In the last few years the advancement of civil rights has led to the Catholic Church doing things like threatening to close (or perhaps acutally close) orphanages because they refuse to consider placing a child with a same sex couple.
I strongly disagree with this, but at least there could be, in a different world, evidence that such a child would be better off with a traditional couple. There was a debate to be had, and I think the law has come down on the winning side.
Now I read
"The District of Columbia became the sixth US jurisdiction to allow same-sex unions after the Supreme Court threw out a last-minute legal challenge." at BBC news. [ Note for non-Americans: there are 50 American states, but "Washington D.C" aka "District of Columbia" is not contained in any of them. The nation's capital is an anomalous jurisdictional. ]
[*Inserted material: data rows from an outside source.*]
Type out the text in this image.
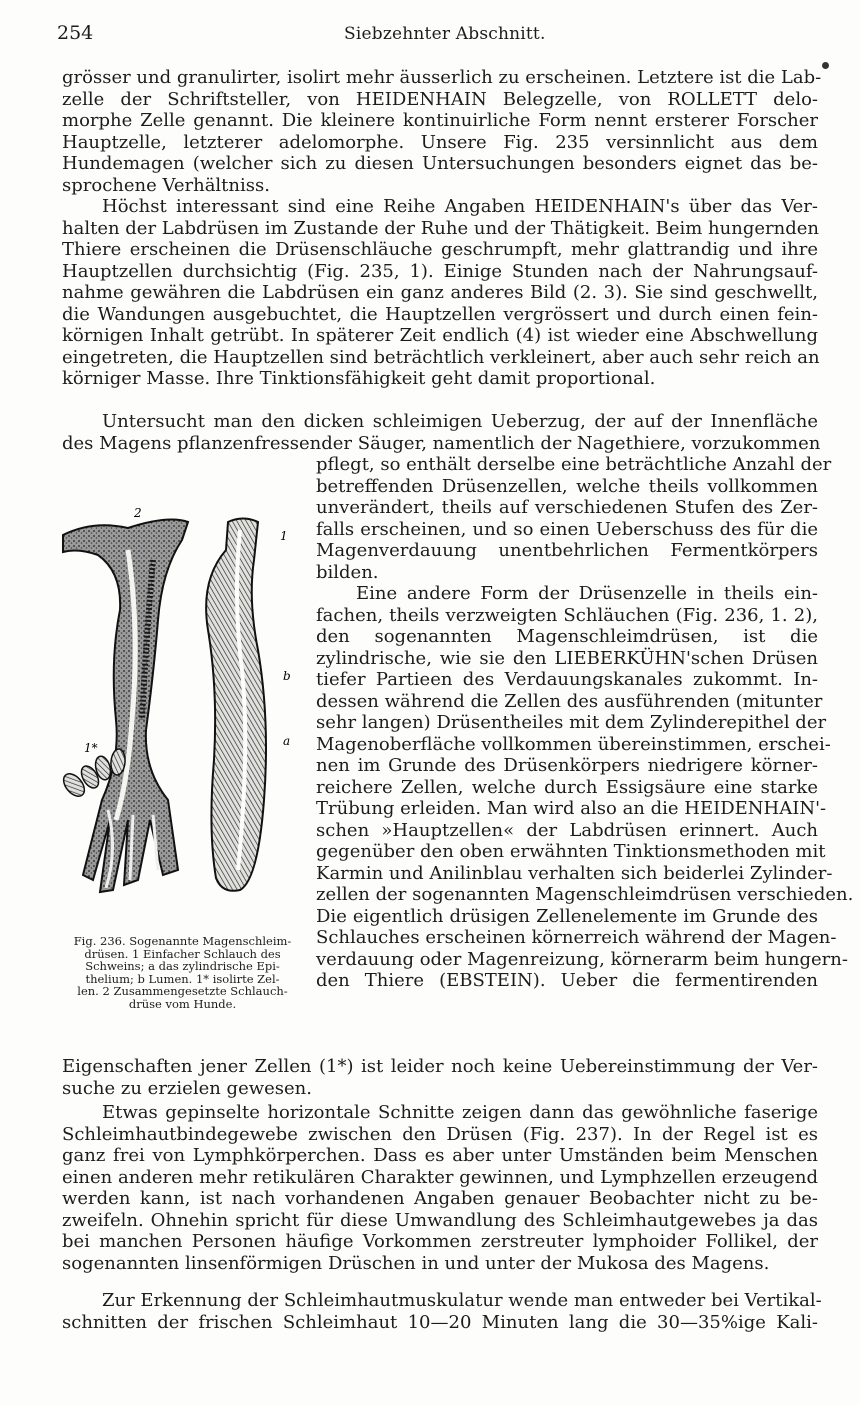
254	Siebzehnter Abschnitt.
grösser und granulirter, isolirt mehr äusserlich zu erscheinen. Letztere ist die Lab-
zelle der Schriftsteller, von HEIDENHAIN Belegzelle, von ROLLETT delo-
morphe Zelle genannt. Die kleinere kontinuirliche Form nennt ersterer Forscher
Hauptzelle, letzterer adelomorphe. Unsere Fig. 235 versinnlicht aus dem
Hundemagen (welcher sich zu diesen Untersuchungen besonders eignet das be-
sprochene Verhältniss.
Höchst interessant sind eine Reihe Angaben HEIDENHAIN's über das Ver-
halten der Labdrüsen im Zustande der Ruhe und der Thätigkeit. Beim hungernden
Thiere erscheinen die Drüsenschläuche geschrumpft, mehr glattrandig und ihre
Hauptzellen durchsichtig (Fig. 235, 1). Einige Stunden nach der Nahrungsauf-
nahme gewähren die Labdrüsen ein ganz anderes Bild (2. 3). Sie sind geschwellt,
die Wandungen ausgebuchtet, die Hauptzellen vergrössert und durch einen fein-
körnigen Inhalt getrübt. In späterer Zeit endlich (4) ist wieder eine Abschwellung
eingetreten, die Hauptzellen sind beträchtlich verkleinert, aber auch sehr reich an
körniger Masse. Ihre Tinktionsfähigkeit geht damit proportional.
Untersucht man den dicken schleimigen Ueberzug, der auf der Innenfläche
des Magens pflanzenfressender Säuger, namentlich der Nagethiere, vorzukommen
pflegt, so enthält derselbe eine beträchtliche Anzahl der
betreffenden Drüsenzellen, welche theils vollkommen
unverändert, theils auf verschiedenen Stufen des Zer-
falls erscheinen, und so einen Ueberschuss des für die
Magenverdauung unentbehrlichen Fermentkörpers
bilden.
Eine andere Form der Drüsenzelle in theils ein-
fachen, theils verzweigten Schläuchen (Fig. 236, 1. 2),
den sogenannten Magenschleimdrüsen, ist die
zylindrische, wie sie den LIEBERKÜHN'schen Drüsen
tiefer Partieen des Verdauungskanales zukommt. In-
dessen während die Zellen des ausführenden (mitunter
sehr langen) Drüsentheiles mit dem Zylinderepithel der
Magenoberfläche vollkommen übereinstimmen, erschei-
nen im Grunde des Drüsenkörpers niedrigere körner-
reichere Zellen, welche durch Essigsäure eine starke
Trübung erleiden. Man wird also an die HEIDENHAIN'-
schen »Hauptzellen« der Labdrüsen erinnert. Auch
gegenüber den oben erwähnten Tinktionsmethoden mit
Karmin und Anilinblau verhalten sich beiderlei Zylinder-
zellen der sogenannten Magenschleimdrüsen verschieden.
Die eigentlich drüsigen Zellenelemente im Grunde des
Schlauches erscheinen körnerreich während der Magen-
verdauung oder Magenreizung, körnerarm beim hungern-
den Thiere (EBSTEIN). Ueber die fermentirenden
Eigenschaften jener Zellen (1*) ist leider noch keine Uebereinstimmung der Ver-
suche zu erzielen gewesen.
Etwas gepinselte horizontale Schnitte zeigen dann das gewöhnliche faserige
Schleimhautbindegewebe zwischen den Drüsen (Fig. 237). In der Regel ist es
ganz frei von Lymphkörperchen. Dass es aber unter Umständen beim Menschen
einen anderen mehr retikulären Charakter gewinnen, und Lymphzellen erzeugend
werden kann, ist nach vorhandenen Angaben genauer Beobachter nicht zu be-
zweifeln. Ohnehin spricht für diese Umwandlung des Schleimhautgewebes ja das
bei manchen Personen häufige Vorkommen zerstreuter lymphoider Follikel, der
sogenannten linsenförmigen Drüschen in und unter der Mukosa des Magens.
Zur Erkennung der Schleimhautmuskulatur wende man entweder bei Vertikal-
schnitten der frischen Schleimhaut 10—20 Minuten lang die 30—35%ige Kali-
2
1
b
a
1*
Fig. 236. Sogenannte Magenschleim-
drüsen. 1 Einfacher Schlauch des
Schweins; a das zylindrische Epi-
thelium; b Lumen. 1* isolirte Zel-
len. 2 Zusammengesetzte Schlauch-
drüse vom Hunde.
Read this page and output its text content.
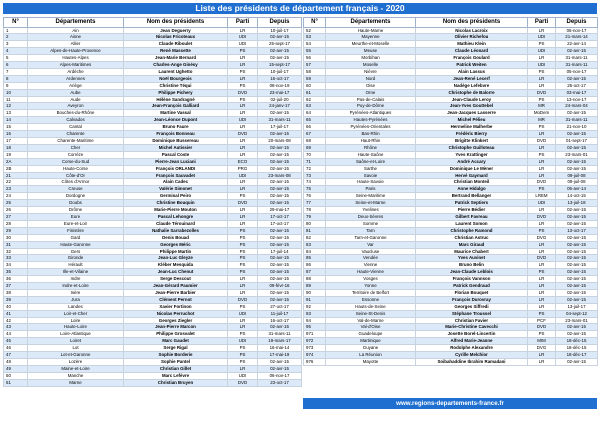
Liste des présidents de département français - 2020
N°	Départements	Nom des présidents	Parti	Depuis
1	Ain	Jean Deguerry	LR	10-juil-17
2	Aisne	Nicolas Fricoteaux	UDI	02-avr-15
3	Allier	Claude Riboulet	UDI	25-sept-17
4	Alpes-de-Haute-Provence	René Massette	PS	02-avr-15
5	Hautes-Alpes	Jean-Marie Bernard	LR	02-avr-15
6	Alpes-Maritimes	Charles-Ange Ginésy	LR	15-sept-17
7	Ardèche	Laurent Ughetto	PS	10-juil-17
8	Ardennes	Noël Bourgeois	LR	16-oct-17
9	Ariège	Christine Téqui	PS	08-nov-19
10	Aube	Philippe Pichery	DVD	23-mai-17
11	Aude	Hélène Sandragné	PS	02-juil-20
12	Aveyron	Jean-François Galliard	LR	24-janv-17
13	Bouches-du-Rhône	Martine Vassal	LR	02-avr-15
14	Calvados	Jean-Léonce Dupont	UDI	31-mars-11
15	Cantal	Bruno Faure	LR	17-juil-17
16	Charente	François Bonneau	DVD	02-avr-15
17	Charente-Maritime	Dominique Bussereau	LR	20-mars-08
18	Cher	Michel Autissier	LR	02-avr-15
19	Corrèze	Pascal Coste	LR	02-avr-15
2A	Corse-du-Sud	Pierre-Jean Luciani	ECO	02-avr-15
2B	Haute-Corse	François ORLANDI	PRG	02-avr-15
21	Côte-d'Or	François Sauvadet	UDI	23-mars-08
22	Côtes d'Armor	Alain Cadec	LR	02-avr-15
23	Creuse	Valérie Simonet	LR	02-avr-15
24	Dordogne	Germinal Peiro	PS	02-avr-15
25	Doubs	Christine Bouquin	DVD	02-avr-15
26	Drôme	Marie-Pierre Mouton	LR	29-mai-17
27	Eure	Pascal Lehongre	LR	17-oct-17
28	Eure-et-Loir	Claude Térouinard	LR	17-oct-17
29	Finistère	Nathalie Sarrabezolles	PS	02-avr-15
30	Gard	Denis Bouad	PS	02-avr-15
31	Haute-Garonne	Georges Méric	PS	02-avr-15
32	Gers	Philippe Martin	PS	17-juil-14
33	Gironde	Jean-Luc Gleyze	PS	02-avr-15
34	Hérault	Kléber Mesquida	PS	02-avr-15
35	Ille-et-Vilaine	Jean-Luc Chenut	PS	02-avr-15
36	Indre	Serge Descout	LR	02-avr-15
37	Indre-et-Loire	Jean-Gérard Paumier	LR	09-févr-16
38	Isère	Jean-Pierre Barbier	LR	02-avr-15
39	Jura	Clément Pernot	DVD	02-avr-15
40	Landes	Xavier Fortinon	PS	27-oct-17
41	Loir-et-Cher	Nicolas Perruchot	UDI	11-juil-17
42	Loire	Georges Ziegler	LR	16-oct-17
43	Haute-Loire	Jean-Pierre Marcon	LR	02-avr-15
44	Loire-Atlantique	Philippe Grosvalet	PS	31-mars-11
45	Loiret	Marc Gaudet	UDI	19-mars-17
46	Lot	Serge Rigal	PS	16-mai-14
47	Lot-et-Garonne	Sophie Borderie	PS	17-mai-19
48	Lozère	Sophie Pantel	PS	02-avr-15
49	Maine-et-Loire	Christian Gillet	LR	02-avr-15
50	Manche	Marc Lefèvre	UDI	06-nov-17
51	Marne	Christian Bruyen	DVD	23-oct-17
N°	Départements	Nom des présidents	Parti	Depuis
52	Haute-Marne	Nicolas Lacroix	LR	06-nov-17
53	Mayenne	Olivier Richefou	UDI	21-mars-14
54	Meurthe-et-Moselle	Mathieu Klein	PS	22-avr-14
55	Meuse	Claude Léonard	UDI	02-avr-15
56	Morbihan	François Goulard	LR	31-mars-11
57	Moselle	Patrick Weiten	UDI	31-mars-11
58	Nièvre	Alain Lassus	PS	05-nov-17
59	Nord	Jean-René Lecerf	LR	02-avr-15
60	Oise	Nadège Lefebvre	LR	25-oct-17
61	Orne	Christophe de Balorre	DVD	03-mai-17
62	Pas-de-Calais	Jean-Claude Leroy	PS	13-nov-17
63	Puy-de-Dôme	Jean-Yves Gouttebel	MR	24-mars-04
64	Pyrénées-Atlantiques	Jean-Jacques Lasserre	MoDem	02-avr-15
65	Hautes-Pyrénées	Michel Pélieu	MR	31-mars-11
66	Pyrénées-Orientales	Hermeline Malherbe	PS	21-nov-10
67	Bas-Rhin	Frédéric Bierry	LR	02-avr-15
68	Haut-Rhin	Brigitte Klinkert	DVD	01-sept-17
69	Rhône	Christophe Guilloteau	LR	02-avr-15
70	Haute-Saône	Yves Krattinger	PS	23-mars-01
71	Saône-et-Loire	André Accary	LR	02-avr-15
72	Sarthe	Dominique Le Mèner	LR	02-avr-15
73	Savoie	Hervé Gaymard	LR	09-juil-08
74	Haute-Savoie	Christian Monteil	DVD	09-juil-08
75	Paris	Anne Hidalgo	PS	05-avr-14
76	Seine-Maritime	Bertrand Bellanger	LREM	14-oct-15
77	Seine-et-Marne	Patrick Septiers	UDI	13-juil-18
78	Yvelines	Pierre Bédier	LR	02-avr-15
79	Deux-Sèvres	Gilbert Favreau	DVD	02-avr-15
80	Somme	Laurent Somon	LR	02-avr-15
81	Tarn	Christophe Ramond	PS	13-oct-17
82	Tarn-et-Garonne	Christian Astruc	DVG	02-avr-15
83	Var	Marc Giraud	LR	02-avr-15
84	Vaucluse	Maurice Chabert	LR	02-avr-15
85	Vendée	Yves Auvinet	DVD	02-avr-15
86	Vienne	Bruno Belin	LR	02-avr-15
87	Haute-Vienne	Jean-Claude Leblois	PS	02-avr-15
88	Vosges	François Vannson	LR	02-avr-15
89	Yonne	Patrick Gendraud	LR	02-avr-15
90	Territoire de Belfort	Florian Bouquet	LR	02-avr-15
91	Essonne	François Durovray	LR	02-avr-15
92	Hauts-de-Seine	Georges Siffredi	LR	13-juil-17
93	Seine-St-Denis	Stéphane Troussel	PS	04-sept-12
94	Val-de-Marne	Christian Favier	PCF	23-mars-01
95	Val-d'Oise	Marie-Christine Cavecchi	DVD	02-avr-15
971	Guadeloupe	Josette Borel-Lincertin	PS	02-avr-15
972	Martinique	Alfred Marie-Jeanne	MIM	18-déc-15
973	Guyane	Rodolphe Alexandre	DVG	18-déc-15
974	La Réunion	Cyrille Melchior	LR	18-déc-17
976	Mayotte	Soibahaddine Ibrahim Ramadani	LR	02-avr-15
www.regions-departements-france.fr
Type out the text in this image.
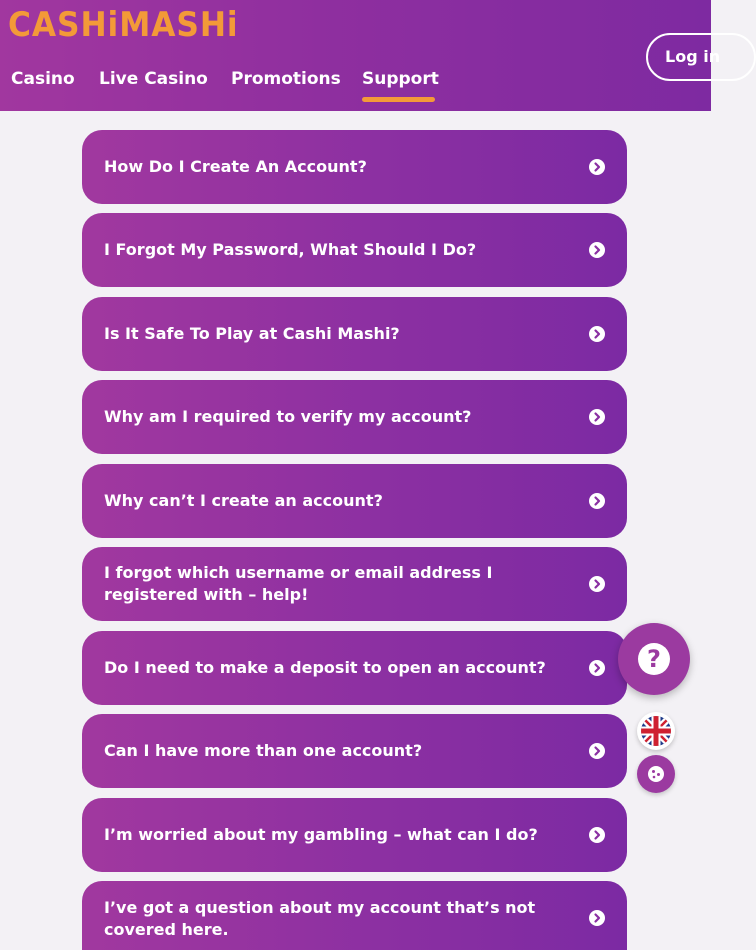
CASHiMASHi
Casino Live Casino Promotions Support
Log in
How Do I Create An Account?
I Forgot My Password, What Should I Do?
Is It Safe To Play at Cashi Mashi?
Why am I required to verify my account?
Why can’t I create an account?
I forgot which username or email address I registered with – help!
Do I need to make a deposit to open an account?
Can I have more than one account?
I’m worried about my gambling – what can I do?
I’ve got a question about my account that’s not covered here.
?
In America most health insurance comes via the workplace, and all such policies I know of can be extended to cover spouses and children. And I also see today this, in the
Washington Post:
"Catholic Charities -- the archdiocese's social service arm -- said last month that it would end its 80-year-old
foster care program rather than place children with same-sex couples. On Monday, it told its 800 employees that it would not make spousal health benefits available to any new employee, straight or gay, to any current employee who marries in the future or to spouses of current employees who are not covered by the plan."
What is the debate here? That Catholics might help a gay person get healed? Does that condemn the Catholics to their Catholic hell? So the solution is not to heal spouses? Hey: what if the employee is homosexual? I don't have the time or energy to dig into the relevant employment law for that case.